My first fanfiction so go easy on me im just starting. Stephenie Meyer owns the characters I just like to mess wit them.

I woke up on my bed. I wish I hadn't because of the pain I felt from the night before or whatever day it was, it didn't really matter. I didn't feel like wanting to breathe anymore and I started to scare myself. I got up but kept falling on my way to my door. I couldn't stop shaking either. Even more tumbles when I went down the stairs. I tripped on the last step and I started crying, I knew Charlie wouldn't be home to see me so vulnerable. My luck hasn't exactly been on my side this week

I heard a chair squeak and footsteps getting closer to me. I closed my eyes and let my face sag to my palms. Charlie helped me up and gave me a big hug and I rested my head on his chest.

"Hey Bells," was all he said. I couldn't blame the man. He knew I was hurt, he knew everything that happened. "I took the day off from work. If you need anything just say it. You can take off from school tomorrow if you want to."

He let go of me and waited for my next move. "I-I'll be up in my room." I turned away maybe too quick and ran upstairs trying to keep the tears back. He really is gone.

I went to sleep all day, well tried to, but wound up clutching the hole in my heart. I didn't stop crying once and I felt like I was going to die. The pain could never be as worse as this for anybody. I took a couple of sleeping pills and finally fell asleep. I woke up not long after and decided to go to school the next day because I didn't want to have another day home like the one yesterday.

I got concerned glances and conversations from people I haven't even seen before. I told them I was fine, but anything but that. I sat with the people I sat with the first day of school. Not trying to remember what else happened that first day. I couldn't help myself; I looked over to their table.

I told Jessica who was deep in conversation about Mike's favorite store that I had to go to the bathroom. I spent the rest of the day in their not caring who saw the tears that could've drowned them. When I got to my truck I slumped into the hood. This pain….it won't stop…will it ever…..?

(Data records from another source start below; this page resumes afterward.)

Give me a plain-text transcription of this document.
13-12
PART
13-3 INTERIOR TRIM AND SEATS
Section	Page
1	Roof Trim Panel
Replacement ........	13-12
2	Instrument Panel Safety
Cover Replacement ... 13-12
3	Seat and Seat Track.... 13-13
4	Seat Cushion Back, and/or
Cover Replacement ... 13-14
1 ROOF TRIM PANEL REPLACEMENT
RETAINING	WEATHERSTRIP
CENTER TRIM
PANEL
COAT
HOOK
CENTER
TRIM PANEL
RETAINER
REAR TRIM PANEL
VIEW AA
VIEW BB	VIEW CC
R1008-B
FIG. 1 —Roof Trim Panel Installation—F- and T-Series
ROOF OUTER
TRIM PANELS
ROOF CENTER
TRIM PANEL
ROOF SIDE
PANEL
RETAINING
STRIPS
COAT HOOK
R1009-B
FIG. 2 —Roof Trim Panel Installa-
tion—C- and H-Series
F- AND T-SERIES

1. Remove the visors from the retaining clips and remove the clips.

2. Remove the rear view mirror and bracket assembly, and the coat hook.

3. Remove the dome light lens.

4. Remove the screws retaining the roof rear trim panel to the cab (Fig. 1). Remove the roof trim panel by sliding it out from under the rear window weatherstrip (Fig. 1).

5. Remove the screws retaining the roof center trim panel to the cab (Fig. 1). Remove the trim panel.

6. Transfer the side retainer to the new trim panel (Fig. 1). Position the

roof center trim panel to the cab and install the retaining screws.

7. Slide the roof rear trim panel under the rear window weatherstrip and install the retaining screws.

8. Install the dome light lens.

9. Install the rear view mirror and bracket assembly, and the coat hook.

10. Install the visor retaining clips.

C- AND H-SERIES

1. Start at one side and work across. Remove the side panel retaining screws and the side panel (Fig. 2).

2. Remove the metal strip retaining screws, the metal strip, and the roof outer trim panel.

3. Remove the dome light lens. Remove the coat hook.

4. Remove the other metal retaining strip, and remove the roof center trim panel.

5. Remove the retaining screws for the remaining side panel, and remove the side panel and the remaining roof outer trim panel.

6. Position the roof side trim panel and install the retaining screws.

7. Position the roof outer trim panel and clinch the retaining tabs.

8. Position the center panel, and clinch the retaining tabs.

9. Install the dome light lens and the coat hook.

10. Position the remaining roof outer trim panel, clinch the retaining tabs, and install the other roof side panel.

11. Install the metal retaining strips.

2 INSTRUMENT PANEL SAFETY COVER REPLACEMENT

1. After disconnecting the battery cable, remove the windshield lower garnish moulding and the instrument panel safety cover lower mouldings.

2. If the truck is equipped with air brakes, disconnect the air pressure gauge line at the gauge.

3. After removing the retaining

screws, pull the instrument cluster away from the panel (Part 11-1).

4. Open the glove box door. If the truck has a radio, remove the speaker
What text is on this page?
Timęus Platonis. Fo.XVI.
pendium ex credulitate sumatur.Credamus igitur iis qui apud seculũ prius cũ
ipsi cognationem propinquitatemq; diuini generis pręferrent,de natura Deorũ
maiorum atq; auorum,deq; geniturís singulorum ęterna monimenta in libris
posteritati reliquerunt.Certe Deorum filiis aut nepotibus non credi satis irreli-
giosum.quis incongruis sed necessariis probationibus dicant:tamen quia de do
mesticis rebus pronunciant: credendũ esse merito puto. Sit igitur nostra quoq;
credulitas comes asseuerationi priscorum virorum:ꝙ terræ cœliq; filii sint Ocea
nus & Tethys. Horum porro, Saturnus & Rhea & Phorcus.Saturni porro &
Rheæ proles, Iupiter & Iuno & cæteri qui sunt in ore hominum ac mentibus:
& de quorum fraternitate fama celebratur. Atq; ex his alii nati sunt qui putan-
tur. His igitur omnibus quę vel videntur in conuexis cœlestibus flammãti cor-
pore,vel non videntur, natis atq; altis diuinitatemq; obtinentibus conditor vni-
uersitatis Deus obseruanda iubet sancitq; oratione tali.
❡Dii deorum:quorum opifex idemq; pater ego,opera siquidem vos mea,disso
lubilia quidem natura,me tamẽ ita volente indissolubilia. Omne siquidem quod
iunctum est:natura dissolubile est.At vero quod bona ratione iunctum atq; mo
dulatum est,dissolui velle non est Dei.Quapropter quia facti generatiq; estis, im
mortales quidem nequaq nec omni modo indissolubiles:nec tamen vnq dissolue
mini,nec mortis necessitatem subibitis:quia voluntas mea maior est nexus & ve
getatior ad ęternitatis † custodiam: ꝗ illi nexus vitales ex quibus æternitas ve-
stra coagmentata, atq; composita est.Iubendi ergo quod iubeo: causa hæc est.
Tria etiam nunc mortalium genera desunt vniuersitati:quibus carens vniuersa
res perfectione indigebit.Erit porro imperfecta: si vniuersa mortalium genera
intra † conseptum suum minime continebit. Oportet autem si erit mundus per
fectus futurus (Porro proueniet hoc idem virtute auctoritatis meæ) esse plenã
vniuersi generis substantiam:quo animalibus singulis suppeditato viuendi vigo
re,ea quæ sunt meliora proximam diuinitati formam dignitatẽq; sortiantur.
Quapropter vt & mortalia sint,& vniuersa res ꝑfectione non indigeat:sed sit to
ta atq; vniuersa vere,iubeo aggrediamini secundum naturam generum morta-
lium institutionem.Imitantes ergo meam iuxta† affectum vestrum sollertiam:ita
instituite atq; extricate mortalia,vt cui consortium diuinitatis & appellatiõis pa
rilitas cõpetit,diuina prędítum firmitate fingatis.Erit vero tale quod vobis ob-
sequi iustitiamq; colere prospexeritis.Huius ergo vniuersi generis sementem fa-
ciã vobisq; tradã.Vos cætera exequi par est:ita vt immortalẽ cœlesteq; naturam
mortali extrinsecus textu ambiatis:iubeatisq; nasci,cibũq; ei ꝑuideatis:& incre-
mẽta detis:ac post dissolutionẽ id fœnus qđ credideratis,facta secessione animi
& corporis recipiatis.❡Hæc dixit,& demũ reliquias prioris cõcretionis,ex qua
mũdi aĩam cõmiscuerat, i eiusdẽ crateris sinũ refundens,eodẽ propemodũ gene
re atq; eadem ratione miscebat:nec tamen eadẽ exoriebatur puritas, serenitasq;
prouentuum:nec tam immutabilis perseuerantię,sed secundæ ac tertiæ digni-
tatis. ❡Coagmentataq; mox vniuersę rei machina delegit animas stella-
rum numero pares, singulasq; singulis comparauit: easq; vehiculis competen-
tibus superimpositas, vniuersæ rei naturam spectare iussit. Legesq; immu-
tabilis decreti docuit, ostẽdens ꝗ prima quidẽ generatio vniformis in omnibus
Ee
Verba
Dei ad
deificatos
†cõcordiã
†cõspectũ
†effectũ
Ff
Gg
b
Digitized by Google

Bella. I saw someone in the forest covered in fog. It couldn't tell whose voice it was. Bella. This time I recognized the voice when he stepped out of the fog: Jacob. He had his blue jeans on while being shirtless. He looked at me and got closer. I simply stared at him, amazed at our glorious he looked. He caressed my cheek and held me tight against him. Kiss me. I looked up at him. He kissed me. It felt like the hole in my chest had stopped feeling so painful and began to slightly warm against Jacobs embrace and sudden kiss. His body against mine felt warm and I never wanted to let go.

Is she okay? Huh? I started to open my eyes. Eric started shaking my shoulder back and forth. "Bella are you okay?" I sat up and realized it was the morning and I stayed overnight at Forks High School in my truck……great. "Fine," I started to get up and return back to reality as much as I didn't want to. Eric helped me out of the truck. "Did you stay here all night?" I didn't really listen to Eric as he lectured me about what comes out at night, haha like I didn't know. I was getting in my truck because I knew Charlie had probably called the police. Just when I was opening my truck door, someone tapped my back. I turned around and saw Jacob.